8. The set of optical lenses of claim 1, wherein an air space T12 on the optical axis for the first and second lenses, an air space T23 on the optical axis for the second and third lenses, an air space T34 on the optical axis for the third and fourth lenses, and an air space T45 on the optical axis for the fourth and fifth lenses satisfy: 1.5 < (T12+ T23)/(T34+ T45) < 3.0.

9. The set of optical lenses of claim 1, wherein an effective focal length f6 of the sixth lens element and a radius of curvature R11 of a face of the sixth lens element near the entrance side satisfy: 13.0 < f6/R11 < -5.5.

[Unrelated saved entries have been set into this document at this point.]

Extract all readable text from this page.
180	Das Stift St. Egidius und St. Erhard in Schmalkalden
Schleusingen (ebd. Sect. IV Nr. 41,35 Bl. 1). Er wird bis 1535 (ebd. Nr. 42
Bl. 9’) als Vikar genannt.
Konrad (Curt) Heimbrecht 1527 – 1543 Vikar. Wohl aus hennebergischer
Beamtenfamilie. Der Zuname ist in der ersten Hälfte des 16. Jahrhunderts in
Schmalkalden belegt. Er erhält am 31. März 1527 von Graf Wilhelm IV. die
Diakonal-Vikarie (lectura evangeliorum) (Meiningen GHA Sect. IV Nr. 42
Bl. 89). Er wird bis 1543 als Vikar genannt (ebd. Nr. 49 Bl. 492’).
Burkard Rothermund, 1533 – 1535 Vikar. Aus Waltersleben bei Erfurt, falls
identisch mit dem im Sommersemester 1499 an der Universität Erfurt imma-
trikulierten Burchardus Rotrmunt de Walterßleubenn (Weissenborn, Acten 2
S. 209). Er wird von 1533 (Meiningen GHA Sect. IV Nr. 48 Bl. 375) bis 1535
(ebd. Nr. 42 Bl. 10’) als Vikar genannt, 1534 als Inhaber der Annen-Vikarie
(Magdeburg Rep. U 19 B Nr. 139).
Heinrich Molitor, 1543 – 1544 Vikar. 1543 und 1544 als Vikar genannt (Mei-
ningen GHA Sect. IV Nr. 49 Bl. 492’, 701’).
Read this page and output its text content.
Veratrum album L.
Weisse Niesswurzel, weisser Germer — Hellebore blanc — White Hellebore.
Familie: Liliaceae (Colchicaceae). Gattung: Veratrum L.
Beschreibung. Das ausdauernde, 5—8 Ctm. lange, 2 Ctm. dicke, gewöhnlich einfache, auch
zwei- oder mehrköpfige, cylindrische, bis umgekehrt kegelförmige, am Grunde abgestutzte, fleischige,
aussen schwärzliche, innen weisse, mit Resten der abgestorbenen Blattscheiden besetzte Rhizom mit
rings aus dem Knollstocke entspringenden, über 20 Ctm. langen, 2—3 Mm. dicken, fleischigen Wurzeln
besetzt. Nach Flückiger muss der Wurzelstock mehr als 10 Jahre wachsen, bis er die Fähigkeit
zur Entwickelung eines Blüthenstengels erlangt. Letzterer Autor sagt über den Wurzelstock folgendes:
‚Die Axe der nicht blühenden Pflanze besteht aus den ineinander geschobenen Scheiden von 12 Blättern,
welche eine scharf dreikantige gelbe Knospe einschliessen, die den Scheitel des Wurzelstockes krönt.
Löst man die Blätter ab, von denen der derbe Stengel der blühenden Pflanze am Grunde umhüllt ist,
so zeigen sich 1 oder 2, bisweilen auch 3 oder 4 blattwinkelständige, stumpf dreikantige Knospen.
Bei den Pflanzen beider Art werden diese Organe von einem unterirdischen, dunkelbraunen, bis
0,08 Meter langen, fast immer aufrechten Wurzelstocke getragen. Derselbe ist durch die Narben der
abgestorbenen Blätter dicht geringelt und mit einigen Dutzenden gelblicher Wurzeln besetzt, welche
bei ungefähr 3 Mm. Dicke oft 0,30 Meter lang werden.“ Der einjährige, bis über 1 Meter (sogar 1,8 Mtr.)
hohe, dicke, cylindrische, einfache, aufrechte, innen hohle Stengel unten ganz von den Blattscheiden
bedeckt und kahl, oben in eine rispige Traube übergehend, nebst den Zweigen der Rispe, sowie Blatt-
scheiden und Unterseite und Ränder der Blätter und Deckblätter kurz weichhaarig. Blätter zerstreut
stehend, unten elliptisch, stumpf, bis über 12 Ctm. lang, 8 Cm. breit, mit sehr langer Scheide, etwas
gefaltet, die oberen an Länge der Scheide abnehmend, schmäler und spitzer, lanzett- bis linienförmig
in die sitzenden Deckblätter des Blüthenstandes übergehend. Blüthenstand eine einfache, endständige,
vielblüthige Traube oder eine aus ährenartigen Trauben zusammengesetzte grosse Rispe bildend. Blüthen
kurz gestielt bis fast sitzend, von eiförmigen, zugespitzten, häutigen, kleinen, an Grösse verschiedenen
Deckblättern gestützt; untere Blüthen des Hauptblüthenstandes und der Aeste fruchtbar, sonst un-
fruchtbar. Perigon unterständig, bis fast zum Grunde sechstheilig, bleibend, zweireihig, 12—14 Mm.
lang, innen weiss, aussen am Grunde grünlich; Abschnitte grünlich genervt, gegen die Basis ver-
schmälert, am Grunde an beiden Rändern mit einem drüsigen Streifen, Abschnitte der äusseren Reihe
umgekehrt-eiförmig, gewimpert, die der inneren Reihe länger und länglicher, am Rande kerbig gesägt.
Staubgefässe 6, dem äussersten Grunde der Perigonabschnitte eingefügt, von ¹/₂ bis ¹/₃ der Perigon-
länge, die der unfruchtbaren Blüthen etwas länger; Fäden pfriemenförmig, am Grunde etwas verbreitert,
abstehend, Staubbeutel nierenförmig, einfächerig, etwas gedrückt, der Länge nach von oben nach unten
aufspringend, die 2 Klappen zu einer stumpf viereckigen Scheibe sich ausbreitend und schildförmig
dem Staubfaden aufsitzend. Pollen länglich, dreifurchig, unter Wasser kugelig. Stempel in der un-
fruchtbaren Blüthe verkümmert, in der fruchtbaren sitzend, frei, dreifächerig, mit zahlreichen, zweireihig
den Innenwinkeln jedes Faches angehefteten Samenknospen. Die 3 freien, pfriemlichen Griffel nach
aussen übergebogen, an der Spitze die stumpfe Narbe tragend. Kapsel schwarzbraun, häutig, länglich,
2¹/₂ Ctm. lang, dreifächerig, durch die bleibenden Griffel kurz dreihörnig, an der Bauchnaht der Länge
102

10. An optical lens assembly, comprising, in order from a light incident side to a light exiting side along an optical axis:

a diaphragm;

a third lens having an optical power;

a sixth lens having an optical power;

at least one of the first lens to the sixth lens is a glass aspheric lens; the effective focal length f of the optical lens group and the entrance pupil diameter EPD of the optical lens group meet the following requirements: f/EPD is less than or equal to 3.0.